There is something hideous about the ducking-stool in the present age of
reason and enlightenment, more especially as it was designed to punish
the weaker sex and usually those advanced in years. Before the ugly
machine and between it and the road which ran past the pond to the
village was a grass-plot, much overgrown with burdock, pigweed,
plantain and such unsightly vegetation, which seemed to find something
congenial in the soil that bore an instrument for the torture of the
gentler sex; but on one side of the post and leaning against it was a
wild rosebush covered with fragrant flowers.

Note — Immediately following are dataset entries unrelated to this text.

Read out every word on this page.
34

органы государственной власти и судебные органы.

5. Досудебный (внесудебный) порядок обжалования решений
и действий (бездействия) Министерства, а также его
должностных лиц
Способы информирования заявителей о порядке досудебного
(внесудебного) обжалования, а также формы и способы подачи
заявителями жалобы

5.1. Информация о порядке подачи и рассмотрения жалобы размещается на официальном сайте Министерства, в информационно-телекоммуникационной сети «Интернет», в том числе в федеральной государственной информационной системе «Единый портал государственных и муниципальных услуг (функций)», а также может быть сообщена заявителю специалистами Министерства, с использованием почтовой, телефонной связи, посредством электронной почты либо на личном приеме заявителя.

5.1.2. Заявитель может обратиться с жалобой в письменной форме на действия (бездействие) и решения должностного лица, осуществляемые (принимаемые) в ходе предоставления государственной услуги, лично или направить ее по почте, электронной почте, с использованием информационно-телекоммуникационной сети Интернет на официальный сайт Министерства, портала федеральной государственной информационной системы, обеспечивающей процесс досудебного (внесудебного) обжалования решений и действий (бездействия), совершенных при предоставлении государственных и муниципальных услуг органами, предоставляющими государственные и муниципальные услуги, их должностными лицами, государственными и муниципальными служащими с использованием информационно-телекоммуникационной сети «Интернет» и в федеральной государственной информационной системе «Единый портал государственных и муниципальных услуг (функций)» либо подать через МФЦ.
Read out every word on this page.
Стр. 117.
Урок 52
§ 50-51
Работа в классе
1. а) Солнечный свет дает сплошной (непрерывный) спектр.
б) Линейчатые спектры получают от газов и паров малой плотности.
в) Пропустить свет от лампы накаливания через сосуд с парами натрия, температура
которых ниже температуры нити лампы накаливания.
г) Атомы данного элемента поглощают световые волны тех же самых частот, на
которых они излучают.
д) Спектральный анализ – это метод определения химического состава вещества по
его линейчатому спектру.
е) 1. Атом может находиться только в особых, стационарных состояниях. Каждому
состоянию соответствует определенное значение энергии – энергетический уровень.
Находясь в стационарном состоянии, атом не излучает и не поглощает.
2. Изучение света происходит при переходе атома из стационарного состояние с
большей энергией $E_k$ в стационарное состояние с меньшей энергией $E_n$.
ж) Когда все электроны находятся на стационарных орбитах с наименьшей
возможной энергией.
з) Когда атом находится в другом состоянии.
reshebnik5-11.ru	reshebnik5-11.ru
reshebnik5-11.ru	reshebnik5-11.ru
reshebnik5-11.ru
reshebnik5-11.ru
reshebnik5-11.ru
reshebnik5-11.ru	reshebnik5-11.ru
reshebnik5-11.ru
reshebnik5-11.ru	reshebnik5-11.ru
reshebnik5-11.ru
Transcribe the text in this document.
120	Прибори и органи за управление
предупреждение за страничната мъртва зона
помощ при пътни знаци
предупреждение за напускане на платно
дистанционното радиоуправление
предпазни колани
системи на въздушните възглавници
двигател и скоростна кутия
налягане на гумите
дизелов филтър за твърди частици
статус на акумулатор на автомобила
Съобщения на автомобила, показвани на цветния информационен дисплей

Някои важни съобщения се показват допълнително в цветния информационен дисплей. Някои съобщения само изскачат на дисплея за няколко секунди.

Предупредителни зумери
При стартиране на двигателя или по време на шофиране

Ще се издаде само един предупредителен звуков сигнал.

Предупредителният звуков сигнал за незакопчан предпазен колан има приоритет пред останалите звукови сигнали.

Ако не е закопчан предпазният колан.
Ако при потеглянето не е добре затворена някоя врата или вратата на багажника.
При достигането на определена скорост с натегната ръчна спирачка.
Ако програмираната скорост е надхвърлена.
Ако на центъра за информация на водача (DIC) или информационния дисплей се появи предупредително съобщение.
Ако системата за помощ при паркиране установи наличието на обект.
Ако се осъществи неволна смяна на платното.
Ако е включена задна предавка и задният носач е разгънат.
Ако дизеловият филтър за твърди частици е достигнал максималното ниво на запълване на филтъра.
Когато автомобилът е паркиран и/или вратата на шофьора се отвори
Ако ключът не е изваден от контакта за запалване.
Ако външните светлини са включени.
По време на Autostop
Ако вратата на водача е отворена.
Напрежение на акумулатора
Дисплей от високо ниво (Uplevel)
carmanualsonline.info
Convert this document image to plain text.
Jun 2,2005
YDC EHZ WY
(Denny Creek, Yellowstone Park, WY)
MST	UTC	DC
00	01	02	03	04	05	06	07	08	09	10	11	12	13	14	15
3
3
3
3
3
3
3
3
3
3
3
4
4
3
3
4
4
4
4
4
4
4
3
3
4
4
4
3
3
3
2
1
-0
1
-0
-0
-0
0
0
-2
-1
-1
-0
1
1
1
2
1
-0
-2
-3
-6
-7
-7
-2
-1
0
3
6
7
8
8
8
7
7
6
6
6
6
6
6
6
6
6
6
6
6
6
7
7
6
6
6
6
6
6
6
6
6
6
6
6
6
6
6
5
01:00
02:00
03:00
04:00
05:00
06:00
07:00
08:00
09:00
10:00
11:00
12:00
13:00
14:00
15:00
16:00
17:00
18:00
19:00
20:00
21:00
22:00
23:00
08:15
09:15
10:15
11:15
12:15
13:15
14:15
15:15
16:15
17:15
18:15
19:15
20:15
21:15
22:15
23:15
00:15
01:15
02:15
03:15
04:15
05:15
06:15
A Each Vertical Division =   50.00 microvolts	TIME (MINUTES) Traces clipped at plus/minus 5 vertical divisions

It was still an early hour, for the morning dew sparkled in the deeper
recesses of the grand old forest, and the moisture of dawn yet lingered
on the air. Strange as it may seem, that instrument was regarded with
careless indifference, even by the gentler sex of this period.

Meagre and cold was the sympathy which a transgressor might expect from
the assembly at the pond. The women mingled freely with the crowd and
appeared to take a peculiar interest in the punishment about to be
inflicted. The age had not so much refinement, that any sense of
impropriety kept the wearers of petticoats and farthingales from
elbowing their way through the densest throngs to witness the
executions. Those wives and maidens of English birth and breeding were
morally and materially of coarser fibre than their fair descendants, who
would swoon at the thought of torture and punishment. They were not all
hard-featured amazons in that throng, for, mingled with the stout,
broad-shouldered dames, were maids naturally shy, timid and beautiful.
The ruddy cheeks and ruby lips indicated health, and the brawny arms of
many women bore evidence of physical toil.